According to the Emergency Care Research Institute, researchers declined geriatric adults (65 and older) account for up to 25 percent of all ED visits, but their needs may not be met in a general ED. This study has been published in the Journal of the American Geriatrics Society.
These findings show that interventions initiated during an older patient's arrival through the ED can have a significant impact on care. GEDI WISE includes an ED-based transitional care nurse program to identify patients with geriatric-specific health needs and coordinate their transition from ED to home. Transitional care nurses include nurse practitioners, ED nurses, and social workers.
In this study, researchers evaluated the effects of transitional care nurses on more than 57,000 patients aged 65 and older who arrived between 2013 and 2015 at all three medical centers. Ten percent of these patients were seen by a transitional care nurse, who assessed for cognitive function, delirium, agitation, functional status, falls risk, and caregiver strain.
Their score-based assessment determined the extent of ED care delivered. For any given presentation of symptoms, triage severity, and illness severity, the ED was more likely able to discharge and not admit those patients seen by a transitional care nurse when compared to the same type of patient not seen by such a nurse.

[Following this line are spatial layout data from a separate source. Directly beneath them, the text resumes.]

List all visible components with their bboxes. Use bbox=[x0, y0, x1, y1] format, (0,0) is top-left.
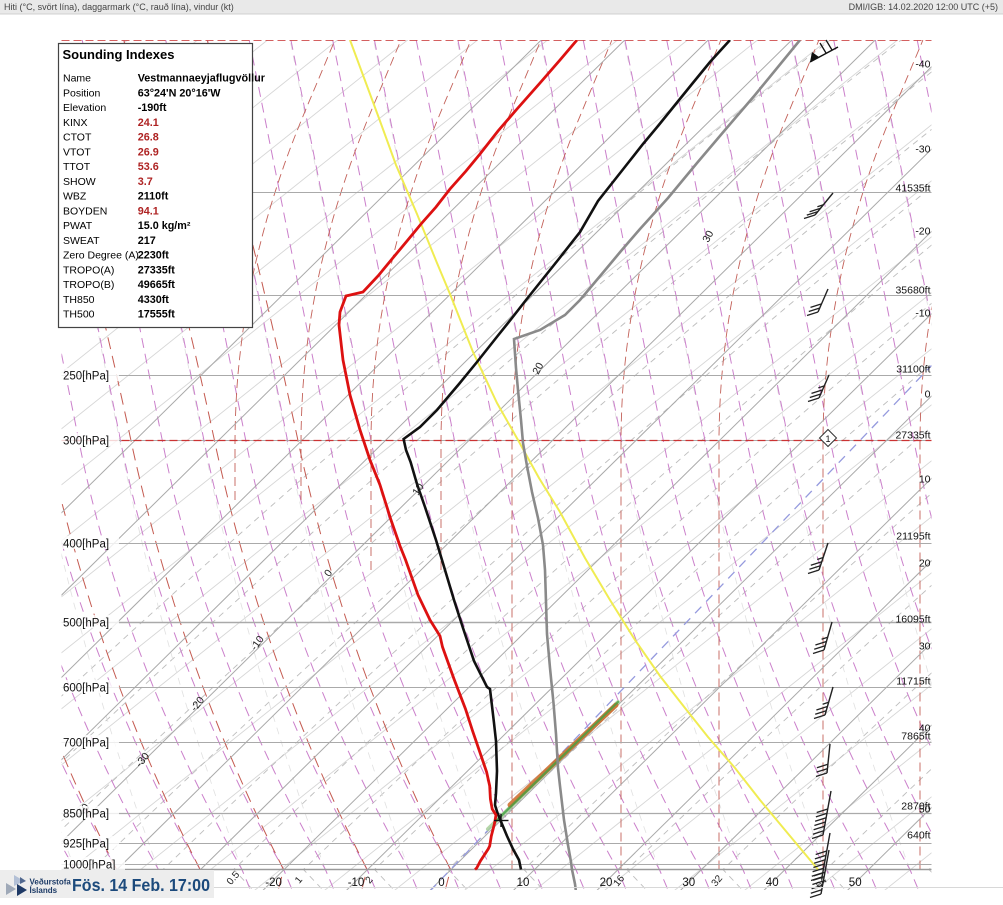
svg-text:50: 50 bbox=[849, 877, 862, 889]
svg-text:0: 0 bbox=[925, 389, 931, 401]
svg-text:31100ft: 31100ft bbox=[896, 364, 930, 376]
svg-text:PWAT: PWAT bbox=[63, 220, 93, 232]
svg-text:BOYDEN: BOYDEN bbox=[63, 205, 107, 217]
svg-text:-20: -20 bbox=[265, 877, 282, 889]
svg-text:1: 1 bbox=[825, 434, 830, 444]
svg-text:26.9: 26.9 bbox=[138, 146, 159, 158]
svg-text:10: 10 bbox=[919, 474, 931, 486]
svg-text:1000[hPa]: 1000[hPa] bbox=[63, 860, 115, 872]
svg-text:0: 0 bbox=[322, 567, 335, 579]
svg-text:40: 40 bbox=[919, 723, 931, 735]
svg-text:500[hPa]: 500[hPa] bbox=[63, 618, 109, 630]
svg-text:26.8: 26.8 bbox=[138, 132, 159, 144]
svg-text:KINX: KINX bbox=[63, 117, 88, 129]
svg-text:TH500: TH500 bbox=[63, 309, 95, 321]
svg-text:4330ft: 4330ft bbox=[138, 294, 170, 306]
svg-text:400[hPa]: 400[hPa] bbox=[63, 539, 109, 551]
svg-text:17555ft: 17555ft bbox=[138, 309, 176, 321]
svg-text:0: 0 bbox=[438, 877, 444, 889]
svg-text:41535ft: 41535ft bbox=[895, 183, 930, 195]
svg-text:94.1: 94.1 bbox=[138, 205, 159, 217]
svg-text:925[hPa]: 925[hPa] bbox=[63, 839, 109, 851]
svg-text:250[hPa]: 250[hPa] bbox=[63, 371, 109, 383]
svg-text:850[hPa]: 850[hPa] bbox=[63, 809, 109, 821]
svg-text:10: 10 bbox=[410, 481, 426, 497]
svg-text:300[hPa]: 300[hPa] bbox=[63, 436, 109, 448]
svg-text:Veðurstofa: Veðurstofa bbox=[30, 878, 72, 887]
svg-text:Name: Name bbox=[63, 73, 91, 85]
svg-text:2: 2 bbox=[364, 874, 376, 886]
svg-text:35680ft: 35680ft bbox=[895, 285, 930, 297]
svg-text:16095ft: 16095ft bbox=[895, 614, 930, 626]
svg-text:7865ft: 7865ft bbox=[901, 731, 930, 743]
svg-text:WBZ: WBZ bbox=[63, 191, 87, 203]
svg-text:Zero Degree (A): Zero Degree (A) bbox=[63, 250, 139, 262]
svg-text:TH850: TH850 bbox=[63, 294, 95, 306]
svg-text:TROPO(B): TROPO(B) bbox=[63, 279, 114, 291]
svg-text:Sounding Indexes: Sounding Indexes bbox=[63, 47, 175, 62]
svg-text:11715ft: 11715ft bbox=[896, 676, 930, 688]
svg-text:SHOW: SHOW bbox=[63, 176, 96, 188]
svg-text:15.0 kg/m²: 15.0 kg/m² bbox=[138, 220, 191, 232]
svg-text:3.7: 3.7 bbox=[138, 176, 153, 188]
svg-text:30: 30 bbox=[682, 877, 695, 889]
svg-text:20: 20 bbox=[919, 558, 931, 570]
svg-text:20: 20 bbox=[530, 360, 546, 376]
svg-text:Fös. 14 Feb. 17:00: Fös. 14 Feb. 17:00 bbox=[72, 875, 210, 895]
svg-text:27335ft: 27335ft bbox=[138, 264, 176, 276]
svg-text:10: 10 bbox=[517, 877, 530, 889]
svg-text:21195ft: 21195ft bbox=[896, 531, 930, 543]
svg-text:-20: -20 bbox=[915, 226, 930, 238]
svg-text:30: 30 bbox=[919, 641, 931, 653]
svg-text:2230ft: 2230ft bbox=[138, 250, 170, 262]
svg-text:Vestmannaeyjaflugvöllur: Vestmannaeyjaflugvöllur bbox=[138, 73, 266, 85]
svg-text:600[hPa]: 600[hPa] bbox=[63, 683, 109, 695]
svg-text:40: 40 bbox=[766, 877, 779, 889]
svg-text:24.1: 24.1 bbox=[138, 117, 159, 129]
svg-text:-10: -10 bbox=[348, 877, 365, 889]
svg-text:63°24'N 20°16'W: 63°24'N 20°16'W bbox=[138, 88, 222, 100]
svg-text:2110ft: 2110ft bbox=[138, 191, 169, 203]
svg-text:SWEAT: SWEAT bbox=[63, 235, 100, 247]
svg-text:-10: -10 bbox=[915, 308, 930, 320]
svg-text:640ft: 640ft bbox=[907, 830, 930, 842]
svg-text:Position: Position bbox=[63, 88, 101, 100]
svg-text:-40: -40 bbox=[915, 59, 930, 71]
svg-text:DMI/IGB: 14.02.2020 12:00 UTC: DMI/IGB: 14.02.2020 12:00 UTC (+5) bbox=[849, 2, 998, 12]
svg-text:Íslands: Íslands bbox=[30, 886, 58, 895]
svg-text:Hiti (°C, svört lína), daggarm: Hiti (°C, svört lína), daggarmark (°C, r… bbox=[4, 2, 234, 12]
svg-text:TROPO(A): TROPO(A) bbox=[63, 264, 114, 276]
svg-text:TTOT: TTOT bbox=[63, 161, 91, 173]
svg-text:-190ft: -190ft bbox=[138, 102, 167, 114]
svg-text:30: 30 bbox=[700, 228, 716, 244]
svg-text:CTOT: CTOT bbox=[63, 132, 92, 144]
svg-text:20: 20 bbox=[600, 877, 613, 889]
svg-text:-30: -30 bbox=[915, 144, 930, 156]
svg-text:50: 50 bbox=[919, 804, 931, 816]
svg-text:1: 1 bbox=[293, 874, 305, 886]
svg-text:49665ft: 49665ft bbox=[138, 279, 176, 291]
svg-text:Elevation: Elevation bbox=[63, 102, 106, 114]
svg-text:27335ft: 27335ft bbox=[895, 430, 930, 442]
svg-text:700[hPa]: 700[hPa] bbox=[63, 738, 109, 750]
svg-text:53.6: 53.6 bbox=[138, 161, 159, 173]
svg-text:VTOT: VTOT bbox=[63, 146, 91, 158]
svg-text:2870ft: 2870ft bbox=[901, 801, 930, 813]
svg-text:217: 217 bbox=[138, 235, 156, 247]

At all three medical centers, individuals who saw a transitional care nurse had on average a 10 percent lower chance of being admitted. At two of the three centers, inpatient admission rates remained lower over the subsequent 30 days for patients treated by a transitional care nurse and discharged from the emergency department.
"These findings will allow hospitals and health care systems to focus on better geriatric emergency care programs for a vulnerable, aging population," says lead investigator Ula Hwang, MD, Associate Professor of Emergency Medicine and of Geriatrics and Palliative Medicine at the Icahn School of Medicine at Mount Sinai.
"At a time when the national average for emergency department admissions with older adults is on the rise, programs that can reduce hospitalization risk are crucial." Hospitalization of older adults carries risks, such as adverse drug effects, falls, cognitive decline, and ulcers. More than 30 percent of older adults develop a hospital-associated disability after an acute admission, and many do not return to their previous functional state.
Additionally, researchers say reducing inpatient admissions of older patients leads to cost savings for hospitals that are moving from a fee-for-service model to value-based care. While hospital admittance is sometimes necessary, health care providers can lower costs by providing the bulk of care in ambulatory clinics or in a patient's home. Further study is required to evaluate ED revisit rates among geriatric patients seen by transitional care nurses.